Crypto.com in partnership with the United Arab Emirates Dubai Islamic Bank (DIB), announced Monday, December 30. The partnership follows another Crypto.com project in the region, with the company having already received a license to launch a MasterCard-powered card in Bahrain. Crypto.com plans to eventually expand its card offering to other Gulf countries, including Kuwait, Oman, Qatar, Saudi Arabia and the United Arab Emirates.
In 2024, the role of stablecoins as a bridge between traditional finance and digital currencies has become more pronounced. No later than December 23, Wirex added two new stablecoins to its digital payments platform, while moviegoers on vacation this year were allowed to purchase tickets and discounts at Royal cinemas in the United States using the stablecoin USDC.
See also: How 15 pivotal events impacted the digital economy in 2024
Decentralized stable cryptocurrency protocol Frax Finance also launched a stablecoin that it says offers “unprecedented” transparency and custody. The frxUSD stablecoin is a renowned evolution of the company’s flagship FRAX stablecoin and will leverage black rockThe USD Institutional Digital Liquidity Fund (BUIDL), symbolized by SecuritizeFrax said Thursday (January 2).
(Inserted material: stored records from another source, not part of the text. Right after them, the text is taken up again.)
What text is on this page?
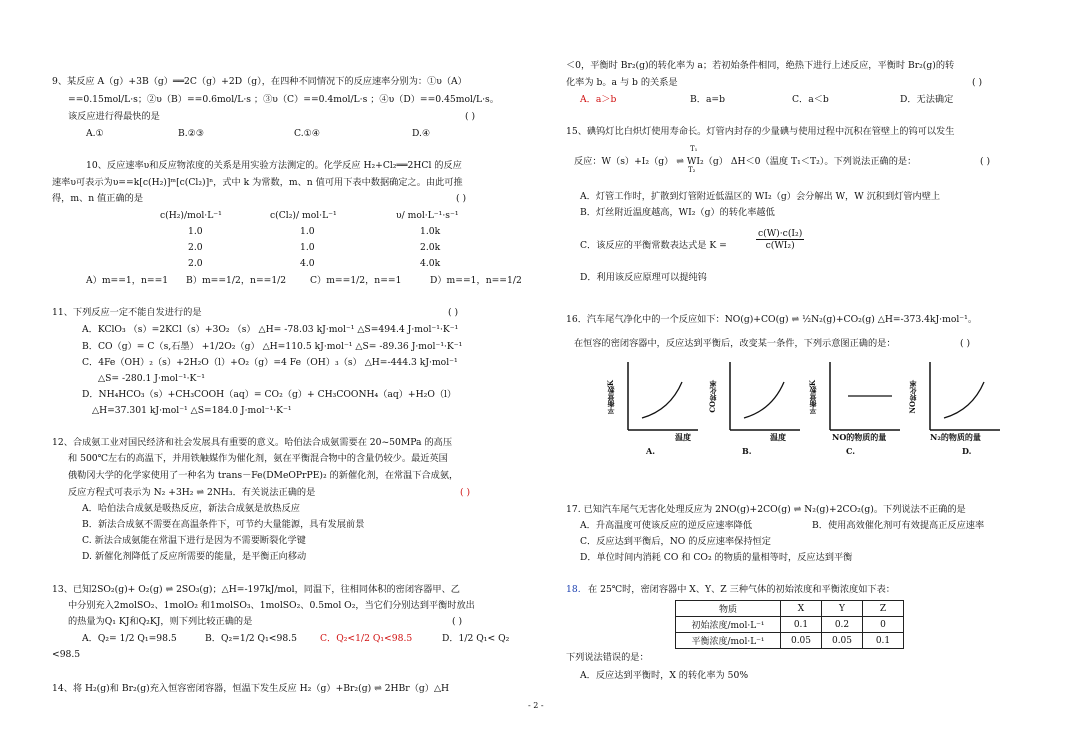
9、某反应 A（g）+3B（g）══2C（g）+2D（g），在四种不同情况下的反应速率分别为：①υ（A）
==0.15mol/L·s；②υ（B）==0.6mol/L·s ；③υ（C）==0.4mol/L·s ；④υ（D）==0.45mol/L·s。
该反应进行得最快的是	( )
A.①	B.②③	C.①④	D.④
10、反应速率υ和反应物浓度的关系是用实验方法测定的。化学反应 H₂+Cl₂══2HCl 的反应
速率υ可表示为υ==k[c(H₂)]ᵐ[c(Cl₂)]ⁿ，式中 k 为常数，m、n 值可用下表中数据确定之。由此可推
得，m、n 值正确的是	( )
c(H₂)/mol·L⁻¹	c(Cl₂)/ mol·L⁻¹	υ/ mol·L⁻¹·s⁻¹
1.0	1.0	1.0k
2.0	1.0	2.0k
2.0	4.0	4.0k
A）m==1，n==1 B）m==1/2，n==1/2	C）m==1/2，n==1	D）m==1，n==1/2
11、下列反应一定不能自发进行的是	( )
A．KClO₃ （s）=2KCl（s）+3O₂ （s） △H= -78.03 kJ·mol⁻¹ △S=494.4 J·mol⁻¹·K⁻¹
B．CO（g）= C（s,石墨） +1/2O₂（g） △H=110.5 kJ·mol⁻¹ △S= -89.36 J·mol⁻¹·K⁻¹
C．4Fe（OH）₂（s）+2H₂O（l）+O₂（g）=4 Fe（OH）₃（s） △H=-444.3 kJ·mol⁻¹
△S= -280.1 J·mol⁻¹·K⁻¹
D．NH₄HCO₃（s）+CH₃COOH（aq）= CO₂（g）+ CH₃COONH₄（aq）+H₂O（l）
△H=37.301 kJ·mol⁻¹ △S=184.0 J·mol⁻¹·K⁻¹
12、合成氨工业对国民经济和社会发展具有重要的意义。哈伯法合成氨需要在 20~50MPa 的高压
和 500℃左右的高温下，并用铁触媒作为催化剂，氨在平衡混合物中的含量仍较少。最近英国
俄勒冈大学的化学家使用了一种名为 trans－Fe(DMeOPrPE)₂ 的新催化剂，在常温下合成氨，
反应方程式可表示为 N₂ +3H₂ ⇌ 2NH₃．有关说法正确的是	( )
A．哈伯法合成氨是吸热反应，新法合成氨是放热反应
B．新法合成氨不需要在高温条件下，可节约大量能源，具有发展前景
C. 新法合成氨能在常温下进行是因为不需要断裂化学键
D. 新催化剂降低了反应所需要的能量，是平衡正向移动
13、已知2SO₂(g)+ O₂(g) ⇌ 2SO₃(g)；△H=-197kJ/mol，同温下，往相同体积的密闭容器甲、乙
中分别充入2molSO₂、1molO₂ 和1molSO₃、1molSO₂、0.5mol O₂，当它们分别达到平衡时放出
的热量为Q₁ KJ和Q₂KJ，则下列比较正确的是	( )
A．Q₂= 1/2 Q₁=98.5	B．Q₂=1/2 Q₁<98.5	C．Q₂<1/2 Q₁<98.5	D．1/2 Q₁< Q₂
<98.5
14、将 H₂(g)和 Br₂(g)充入恒容密闭容器，恒温下发生反应 H₂（g）+Br₂(g) ⇌ 2HBr（g）△H
＜0，平衡时 Br₂(g)的转化率为 a；若初始条件相同，绝热下进行上述反应，平衡时 Br₂(g)的转
化率为 b。a 与 b 的关系是	( )
A．a＞b	B．a=b	C．a＜b	D．无法确定
15、碘钨灯比白炽灯使用寿命长。灯管内封存的少量碘与使用过程中沉积在管壁上的钨可以发生
T₁
T₂
反应：W（s）+I₂（g） ⇌ WI₂（g） ΔH＜0（温度 T₁＜T₂）。下列说法正确的是：	( )
A．灯管工作时，扩散到灯管附近低温区的 WI₂（g）会分解出 W，W 沉积到灯管内壁上
B．灯丝附近温度越高，WI₂（g）的转化率越低
C．该反应的平衡常数表达式是 K =	$\frac{\text{c(W)·c(I₂)}}{\text{c(WI₂)}}$
D．利用该反应原理可以提纯钨
16．汽车尾气净化中的一个反应如下：NO(g)+CO(g) ⇌ ½N₂(g)+CO₂(g) △H=-373.4kJ·mol⁻¹。
在恒容的密闭容器中，反应达到平衡后，改变某一条件，下列示意图正确的是：	( )
平衡常数K
温度
A.
CO转化率
温度
B.
平衡常数K
NO的物质的量
C.
NO转化率
N₂的物质的量
D.
17. 已知汽车尾气无害化处理反应为 2NO(g)+2CO(g) ⇌ N₂(g)+2CO₂(g)。下列说法不正确的是
A．升高温度可使该反应的逆反应速率降低	B．使用高效催化剂可有效提高正反应速率
C．反应达到平衡后，NO 的反应速率保持恒定
D．单位时间内消耗 CO 和 CO₂ 的物质的量相等时，反应达到平衡
18. 在 25℃时，密闭容器中 X、Y、Z 三种气体的初始浓度和平衡浓度如下表：
物质	X	Y	Z
初始浓度/mol·L⁻¹	0.1	0.2	0
平衡浓度/mol·L⁻¹	0.05	0.05	0.1
下列说法错误的是：
A．反应达到平衡时，X 的转化率为 50%
- 2 -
In another separate development, it was reported on Thursday that leading stablecoin Attached has seen its market value fall amid new European Union (EU) cryptocurrency rules, with the company’s USDT seeing its biggest weekly decline in two years.
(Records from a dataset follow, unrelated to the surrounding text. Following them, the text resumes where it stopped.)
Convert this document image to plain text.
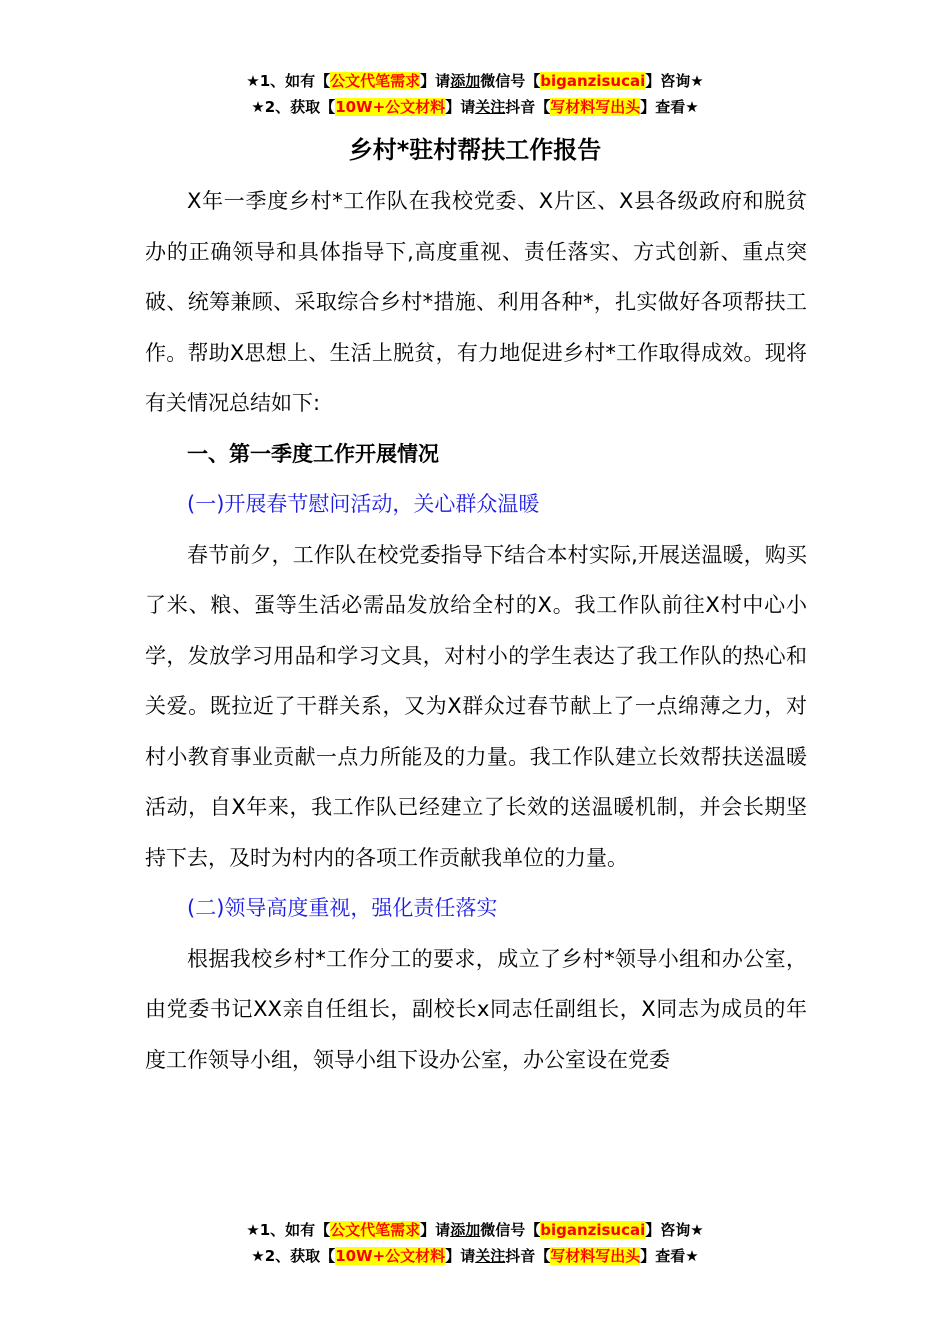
★1、如有【公文代笔需求】请添加微信号【biganzisucai】咨询★
★2、获取【10W+公文材料】请关注抖音【写材料写出头】查看★
乡村*驻村帮扶工作报告

X年一季度乡村*工作队在我校党委、X片区、X县各级政府和脱贫办的正确领导和具体指导下,高度重视、责任落实、方式创新、重点突破、统筹兼顾、采取综合乡村*措施、利用各种*，扎实做好各项帮扶工作。帮助X思想上、生活上脱贫，有力地促进乡村*工作取得成效。现将有关情况总结如下:

一、第一季度工作开展情况

(一)开展春节慰问活动，关心群众温暖

春节前夕，工作队在校党委指导下结合本村实际,开展送温暖，购买了米、粮、蛋等生活必需品发放给全村的X。我工作队前往X村中心小学，发放学习用品和学习文具，对村小的学生表达了我工作队的热心和关爱。既拉近了干群关系，又为X群众过春节献上了一点绵薄之力，对村小教育事业贡献一点力所能及的力量。我工作队建立长效帮扶送温暖活动，自X年来，我工作队已经建立了长效的送温暖机制，并会长期坚持下去，及时为村内的各项工作贡献我单位的力量。

(二)领导高度重视，强化责任落实

根据我校乡村*工作分工的要求，成立了乡村*领导小组和办公室，由党委书记XX亲自任组长，副校长x同志任副组长，X同志为成员的年度工作领导小组，领导小组下设办公室，办公室设在党委

★1、如有【公文代笔需求】请添加微信号【biganzisucai】咨询★
★2、获取【10W+公文材料】请关注抖音【写材料写出头】查看★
Meanwhile, the leading digital asset broker FalconX acquired Arbelos Markets to expand its derivatives business and strengthen its position among cryptocurrency derivatives brokers, it was announced on Thursday. This acquisition comes at a time when positive regulatory momentum and the growth of exchange-traded funds (ETFs) and derivatives markets have driven growth in the institutional market.
Elsewhere Thursday, KuCoin has introduced a solution designed to bring cryptocurrency payments to the retail industry by allowing customers to complete their purchases through KuCoin – once integrated with a merchant’s payment system – by scanning a QR code or using the KuCoin app.